When it comes to attending college in the United States, there’s often extreme pressure for incoming students to conform to university norms and take on the culture and attitudes of those around them in the name of “belonging”. While these practices are understandable for a young individual making a seismic transition, as an Italian or Italian-American, that adjustment often comes at the expense of our cultural roots.
As a student here at the University of Southern California, I have witnessed both the struggles and success in this process, and today I will walk you through four key steps to take to maintain your Italian roots at the collegiate level.
1. On-Campus Involvement:
When it comes to maintaining any interest, it’s incredibly helpful to surround yourself with like-minded students. In fact, most universities have hundreds if not thousands of various on-campus clubs for this exact purpose. Personally I’ve attended pasta nights, cappuccino socials, Italian language nights, soccer games, and plenty more fun Italian events! Most importantly, some of your best friends will come from these events, and the shared Italian interest will keep the culture centric in your life.
2. Classes and Minors/Majors:
Most universities will also offer academic means of continuing your study of the beautiful Italian language. Maybe you don’t want to major in Italian, should you still prioritize classroom experience? Absolutely! Students can often pick up a “minor” through taking as few as four classes, or can take an Italian class to satisfy an academic requirement. This is a step that all students should seek out, because these courses will inherently compel you to maintain regular practice and exposure to the language.

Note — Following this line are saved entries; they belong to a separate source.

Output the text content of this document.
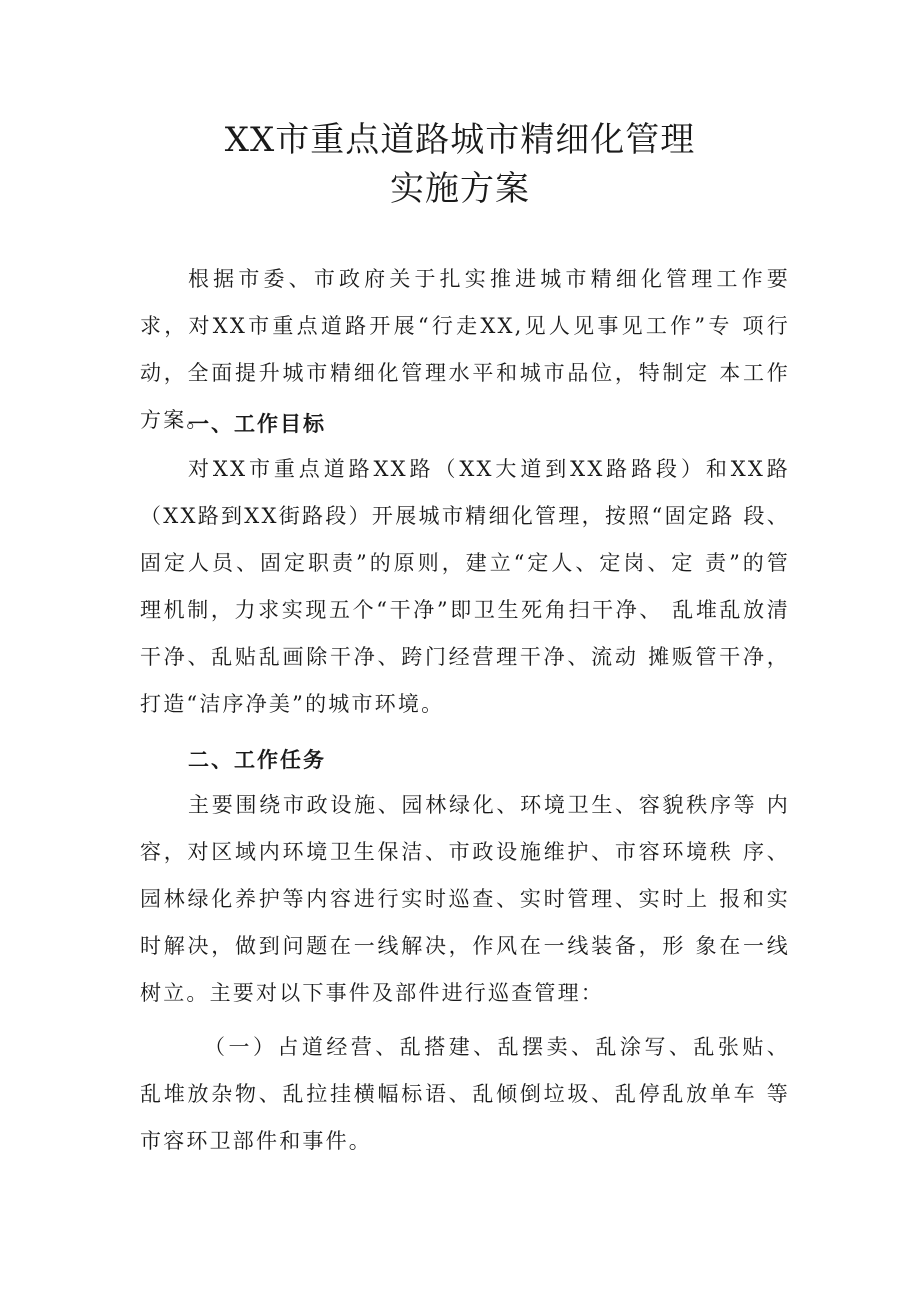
XX市重点道路城市精细化管理
实施方案

根据市委、市政府关于扎实推进城市精细化管理工作要 求，对XX市重点道路开展“行走XX,见人见事见工作”专 项行动，全面提升城市精细化管理水平和城市品位，特制定 本工作方案。

一、工作目标

对XX市重点道路XX路（XX大道到XX路路段）和XX路 （XX路到XX街路段）开展城市精细化管理，按照“固定路 段、固定人员、固定职责”的原则，建立“定人、定岗、定 责”的管理机制，力求实现五个“干净”即卫生死角扫干净、 乱堆乱放清干净、乱贴乱画除干净、跨门经营理干净、流动 摊贩管干净，打造“洁序净美”的城市环境。

二、工作任务

主要围绕市政设施、园林绿化、环境卫生、容貌秩序等 内容，对区域内环境卫生保洁、市政设施维护、市容环境秩 序、园林绿化养护等内容进行实时巡查、实时管理、实时上 报和实时解决，做到问题在一线解决，作风在一线装备，形 象在一线树立。主要对以下事件及部件进行巡查管理：

（一）占道经营、乱搭建、乱摆卖、乱涂写、乱张贴、 乱堆放杂物、乱拉挂横幅标语、乱倾倒垃圾、乱停乱放单车 等市容环卫部件和事件。
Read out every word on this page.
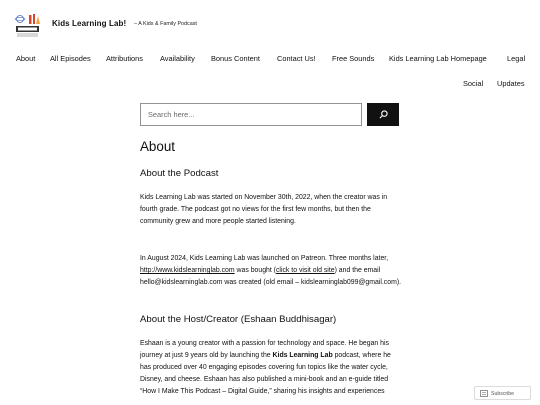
Kids Learning Lab! – A Kids & Family Podcast
About All Episodes Attributions Availability Bonus Content Contact Us! Free Sounds Kids Learning Lab Homepage	Legal
Social Updates
Search here...
About
About the Podcast

Kids Learning Lab was started on November 30th, 2022, when the creator was in fourth grade. The podcast got no views for the first few months, but then the community grew and more people started listening.

In August 2024, Kids Learning Lab was launched on Patreon. Three months later, http://www.kidslearninglab.com was bought (click to visit old site) and the email hello@kidslearninglab.com was created (old email – kidslearninglab099@gmail.com).

About the Host/Creator (Eshaan Buddhisagar)

Eshaan is a young creator with a passion for technology and space. He began his journey at just 9 years old by launching the Kids Learning Lab podcast, where he has produced over 40 engaging episodes covering fun topics like the water cycle, Disney, and cheese. Eshaan has also published a mini-book and an e-guide titled “How I Make This Podcast – Digital Guide,” sharing his insights and experiences	Subscribe
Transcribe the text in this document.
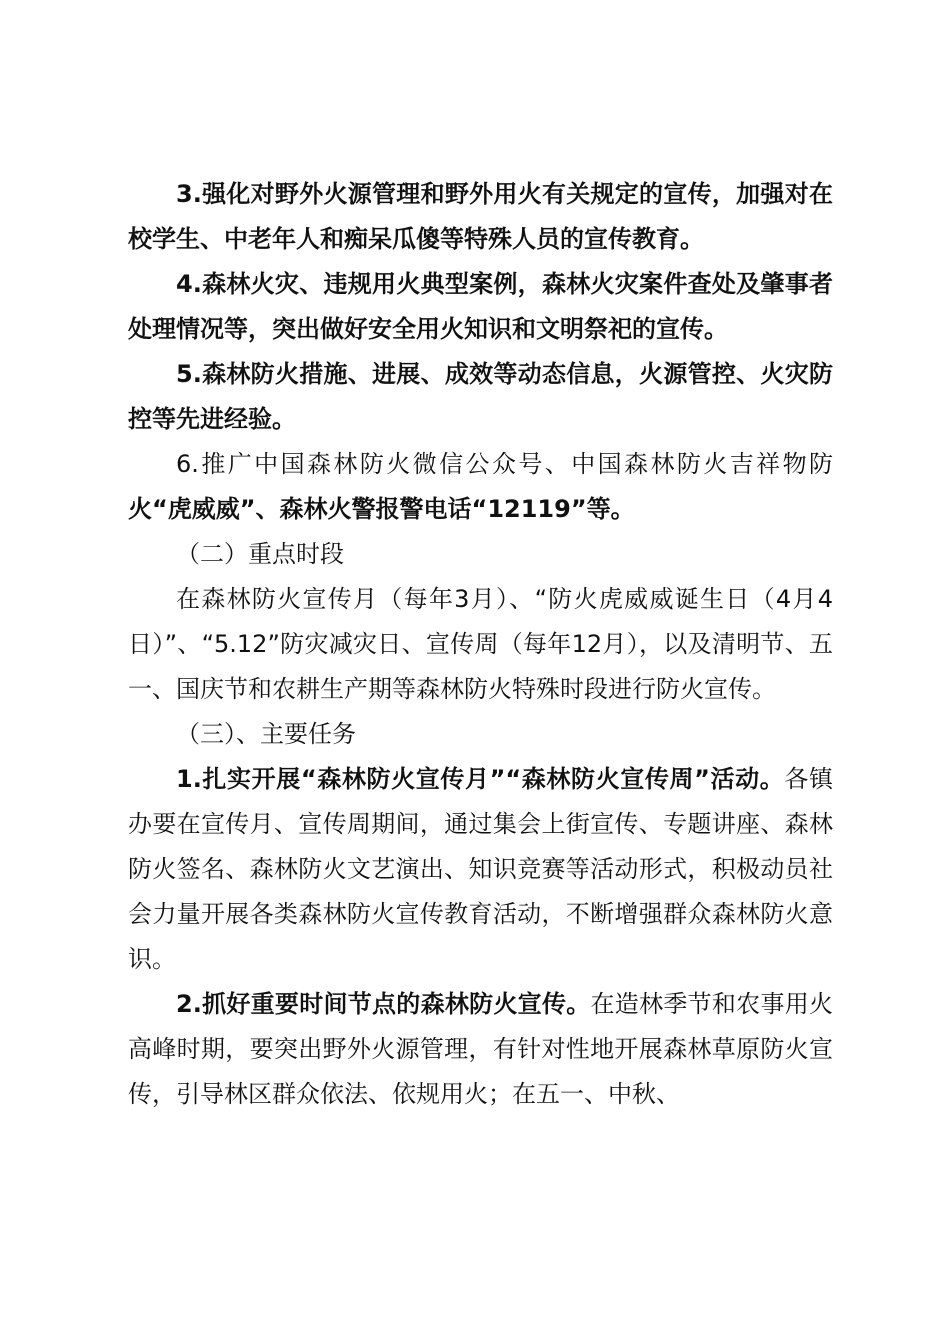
3.强化对野外火源管理和野外用火有关规定的宣传，加强对在校学生、中老年人和痴呆瓜傻等特殊人员的宣传教育。

4.森林火灾、违规用火典型案例，森林火灾案件查处及肇事者处理情况等，突出做好安全用火知识和文明祭祀的宣传。

5.森林防火措施、进展、成效等动态信息，火源管控、火灾防控等先进经验。

6.推广中国森林防火微信公众号、中国森林防火吉祥物防火“虎威威”、森林火警报警电话“12119”等。

（二）重点时段

在森林防火宣传月（每年3月）、“防火虎威威诞生日（4月4日）”、“5.12”防灾减灾日、宣传周（每年12月），以及清明节、五一、国庆节和农耕生产期等森林防火特殊时段进行防火宣传。

（三）、主要任务

1.扎实开展“森林防火宣传月”“森林防火宣传周”活动。各镇办要在宣传月、宣传周期间，通过集会上街宣传、专题讲座、森林防火签名、森林防火文艺演出、知识竞赛等活动形式，积极动员社会力量开展各类森林防火宣传教育活动，不断增强群众森林防火意识。

2.抓好重要时间节点的森林防火宣传。在造林季节和农事用火高峰时期，要突出野外火源管理，有针对性地开展森林草原防火宣传，引导林区群众依法、依规用火；在五一、中秋、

3. Lifestyle Changes: Outside of the classroom and social scene, it’s vital to find little ways to keep the culture in your daily life. Easy ways include listening to Italian music (some awesome modern playlists on Spotify/Youtube/etc.), reading the news via Italian newspapers/apps, following Italian sports like soccer, or even eating great Italian food with friends!
4. Study Abroad:
One of the most immersive experiences, studying abroad in Italy is an unbelievable experience that every student should pursue if possible. While American communities can often mimic Italian ways, the best way to experience the culture is to be apart of it. Constant language use, historic sightseeing, best food and fashion markets, live Italian concerts/sports…the list goes on. Studying abroad in Italy is the perfect way to continue your Italian journey.